Desde que o presidente Luiz Inácio Lula da Silva cometeu o sincericídio de dizer que o governo pode descumprir a meta de déficit zero para 2024, o apetite dos partidos do Centrão só aumentou. Em público, o discurso oficial é o de que o Executivo precisa fazer o ajuste das contas públicas. Nos bastidores, porém, a conversa é outra.
A cúpula do Centrão não se contentou com o comando dos ministérios do Esporte, dos Portos e Aeroportos nem com a presidência da Caixa Econômica Federal. Quer as 12 vice-presidências da Caixa, a Funasa ressuscitada e também diretorias do Banco do Brasil e da Petrobras, estatal que foi pivô do escândalo do petrolão.
A convocação de uma assembleia extraordinária da Petrobras para o próximo dia 30, com o objetivo de avaliar mudanças no estatuto social da empresa, foi interpretada no Congresso como a oportunidade para derrubar de vez os vetos estabelecidos pela Lei das Estatais a indicações políticas.
Em março, um mês antes de se aposentar, o então ministro do Supremo Tribunal Federal (STF) Ricardo Lewandowski já havia suspendido, em decisão liminar, a regra que proíbe a nomeação de políticos (ministros, secretários e dirigentes de partidos, entre outros) para a direção de estatais.
Diante da confusão provocada pela notícia de mudança no estatuto da Petrobras, o presidente da companhia, Jean Paul Prates, assegurou, na semana passada, que “não há qualquer redução nas exigências em relação à Lei das Estatais”.
Grupo quer obrigar Lula a pagar emendas
Nos últimos dias, o Centrão tem atuado, ainda, para embutir na Lei de Diretrizes Orçamentárias (LDO) um dispositivo que obriga o governo a pagar emendas de liderança e de comissões, faça chuva ou faça sol.
Se prosperasse a meta de déficit zero, coisa em que ninguém mais acredita, Lula fatalmente teria de cortar algo em torno de R$ 53 bilhões do Orçamento no início de 2024, ano de eleições municipais.

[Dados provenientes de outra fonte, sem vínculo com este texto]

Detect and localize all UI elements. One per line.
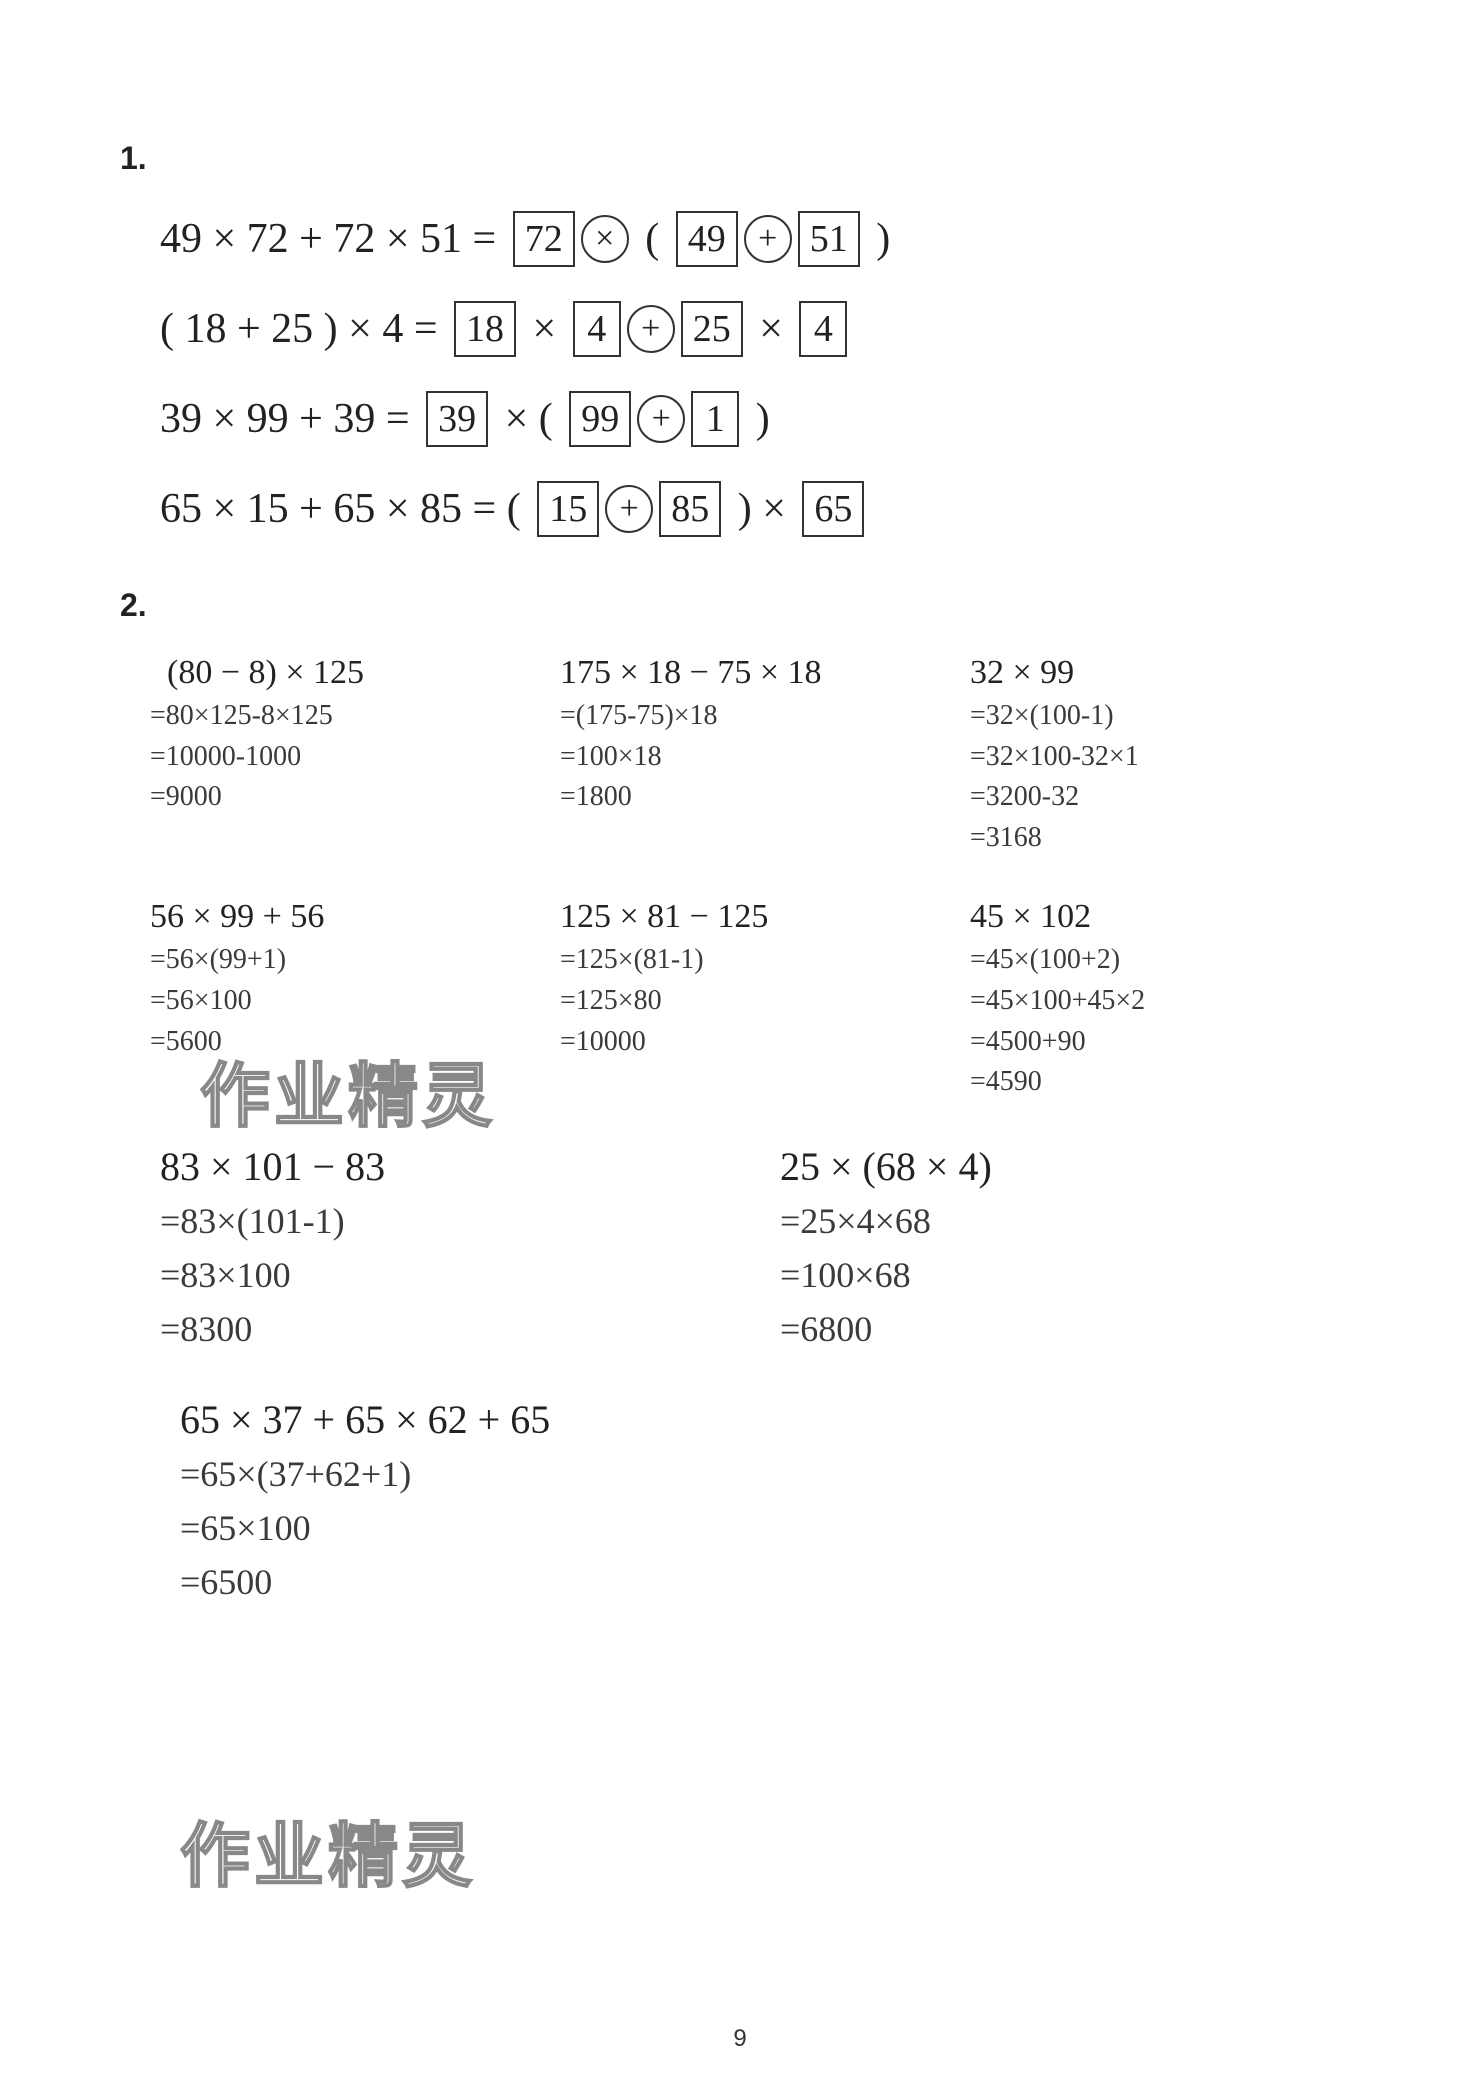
equation-text: 49 × 72 + 72 × 51 = (160, 215, 507, 263)
equation-text: × ( (494, 395, 563, 443)
equation-text: ) (866, 215, 891, 263)
circled-operator: × (581, 215, 629, 263)
boxed-value: 18 (454, 301, 516, 357)
circled-operator: + (744, 215, 792, 263)
calc-block: (80 − 8) × 125 =80×125-8×125=10000-1000=9… (150, 654, 540, 858)
calc-expression: (80 − 8) × 125 (150, 654, 540, 692)
calc-step: =6500 (180, 1555, 1360, 1609)
equation-text: × (749, 305, 794, 353)
equation-text: ) × (727, 485, 796, 533)
section-2-label: 2. (120, 587, 1360, 624)
boxed-value: 85 (659, 481, 721, 537)
calc-step: =3200-32 (970, 777, 1360, 818)
page-number: 9 (0, 2025, 1480, 2053)
calc-step: =125×(81-1) (560, 940, 950, 981)
calc-block: 56 × 99 + 56 =56×(99+1)=56×100=5600 (150, 898, 540, 1102)
calc-step: =4500+90 (970, 1022, 1360, 1063)
calc-block: 83 × 101 − 83=83×(101-1)=83×100=8300 (160, 1143, 740, 1356)
boxed-value: 1 (691, 391, 739, 447)
boxed-value: 72 (513, 211, 575, 267)
calc-step: =32×100-32×1 (970, 737, 1360, 778)
calc-step: =65×100 (180, 1501, 1360, 1555)
boxed-value: 49 (676, 211, 738, 267)
calc-step: =10000-1000 (150, 737, 540, 778)
calc-step: =9000 (150, 777, 540, 818)
calc-step: =45×(100+2) (970, 940, 1360, 981)
calc-step: =83×(101-1) (160, 1194, 740, 1248)
circled-operator: + (605, 485, 653, 533)
calc-step: =10000 (560, 1022, 950, 1063)
calc-block: 45 × 102 =45×(100+2)=45×100+45×2=4500+90=… (970, 898, 1360, 1102)
calc-expression: 83 × 101 − 83 (160, 1143, 740, 1190)
calc-step: =56×(99+1) (150, 940, 540, 981)
equation-text: ( (635, 215, 670, 263)
grid-row-2: 56 × 99 + 56 =56×(99+1)=56×100=5600 125 × … (150, 898, 1360, 1102)
boxed-value: 4 (799, 301, 847, 357)
boxed-value: 39 (426, 391, 488, 447)
calc-expression: 175 × 18 − 75 × 18 (560, 654, 950, 692)
boxed-value: 51 (798, 211, 860, 267)
calc-step: =1800 (560, 777, 950, 818)
circled-operator: + (637, 395, 685, 443)
boxed-value: 25 (681, 301, 743, 357)
equation-line: ( 18 + 25 ) × 4 = 18 × 4+25 × 4 (160, 301, 1360, 357)
equation-text: 65 × 15 + 65 × 85 = ( (160, 485, 531, 533)
calc-block: 32 × 99 =32×(100-1)=32×100-32×1=3200-32=3… (970, 654, 1360, 858)
boxed-value: 65 (802, 481, 864, 537)
calc-step: =125×80 (560, 981, 950, 1022)
equation-line: 65 × 15 + 65 × 85 = ( 15+85 ) × 65 (160, 481, 1360, 537)
equation-text: 39 × 99 + 39 = (160, 395, 420, 443)
calc-expression: 25 × (68 × 4) (780, 1143, 1360, 1190)
boxed-value: 15 (537, 481, 599, 537)
calc-step: =65×(37+62+1) (180, 1447, 1360, 1501)
equation-line: 49 × 72 + 72 × 51 = 72× ( 49+51 ) (160, 211, 1360, 267)
calc-step: =100×68 (780, 1248, 1360, 1302)
calc-step: =6800 (780, 1302, 1360, 1356)
calc-step: =25×4×68 (780, 1194, 1360, 1248)
calc-step: =56×100 (150, 981, 540, 1022)
calc-expression: 65 × 37 + 65 × 62 + 65 (180, 1396, 1360, 1443)
boxed-value: 99 (569, 391, 631, 447)
equation-line: 39 × 99 + 39 = 39 × ( 99+1 ) (160, 391, 1360, 447)
calc-expression: 125 × 81 − 125 (560, 898, 950, 936)
calc-step: =4590 (970, 1062, 1360, 1103)
calc-step: =32×(100-1) (970, 696, 1360, 737)
calc-step: =100×18 (560, 737, 950, 778)
calc-expression: 32 × 99 (970, 654, 1360, 692)
equation-text: ( 18 + 25 ) × 4 = (160, 305, 448, 353)
calc-expression: 56 × 99 + 56 (150, 898, 540, 936)
section-1-body: 49 × 72 + 72 × 51 = 72× ( 49+51 )( 18 + … (120, 211, 1360, 537)
calc-step: =3168 (970, 818, 1360, 859)
calc-step: =83×100 (160, 1248, 740, 1302)
calc-step: =8300 (160, 1302, 740, 1356)
calc-step: =80×125-8×125 (150, 696, 540, 737)
section-1-label: 1. (120, 140, 1360, 177)
calc-expression: 45 × 102 (970, 898, 1360, 936)
calc-step: =5600 (150, 1022, 540, 1063)
calc-step: =(175-75)×18 (560, 696, 950, 737)
watermark-text: 作业精灵 (180, 1800, 476, 1901)
circled-operator: + (627, 305, 675, 353)
boxed-value: 4 (573, 301, 621, 357)
calc-step: =45×100+45×2 (970, 981, 1360, 1022)
calc-block: 25 × (68 × 4)=25×4×68=100×68=6800 (780, 1143, 1360, 1356)
equation-text: ) (745, 395, 770, 443)
calc-last: 65 × 37 + 65 × 62 + 65=65×(37+62+1)=65×1… (180, 1396, 1360, 1609)
calc-block: 175 × 18 − 75 × 18 =(175-75)×18=100×18=18… (560, 654, 950, 858)
grid-row-1: (80 − 8) × 125 =80×125-8×125=10000-1000=9… (150, 654, 1360, 858)
calc-block: 125 × 81 − 125 =125×(81-1)=125×80=10000 (560, 898, 950, 1102)
page: 1. 49 × 72 + 72 × 51 = 72× ( 49+51 )( 18… (0, 0, 1480, 2093)
grid-pair: 83 × 101 − 83=83×(101-1)=83×100=830025 ×… (160, 1143, 1360, 1356)
equation-text: × (522, 305, 567, 353)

Nesse cenário, as emendas que destinam recursos para redutos eleitorais de parlamentares virariam pó.
Na prática, pode-se dizer que a ala política do governo, capitaneada pelo ministro da Casa Civil, Rui Costa, venceu a primeira batalha com o ministro da Fazenda, Fernando Haddad. Costa e até mesmo uma parte da equipe econômica argumentavam que, se Haddad não recuasse, programas de investimentos, como o PAC, seriam uma ficção e a popularidade do presidente despencaria.
No café da manhã de sexta-feira com jornalistas, do qual participei, Lula deu a senha para o descumprimento da meta fiscal. Admitiu naquele encontro, no Palácio do Planalto, que 2024 será um ano muito difícil. Não foi só: disse estar disposto a mudar a percepção da sociedade de que o governo “só pensa em pobre”. Há tempos o PT tenta, sem sucesso, conquistar a classe média.
Lula critica a “ganância” do mercado, mas não a do Centrão. Nesta terça-feira, em reunião com ministros, dirigentes e líderes de partidos, o presidente defendeu, mais uma vez, a aliança com esse grupo, que tem à frente o PP do presidente da Câmara, Arthur Lira (AL). E indicou, de novo, que o País não precisa zerar o déficit.
”O fato de revisar a meta não significa que se vá gastar mais. Afinal, votamos o arcabouço fiscal para ter estabilidade econômica”, concordou, mais tarde, o deputado Danilo Forte (União Brasil-CE), relator da LDO. “Mas o que dá estabilidade política é a execução do Orçamento. Não somos ingênuos de achar que não haverá problema em ano eleitoral.”
Ingenuidade, aliás, é uma palavra que não consta do dicionário político do Centrão. Por isso mesmo, a guerra continua.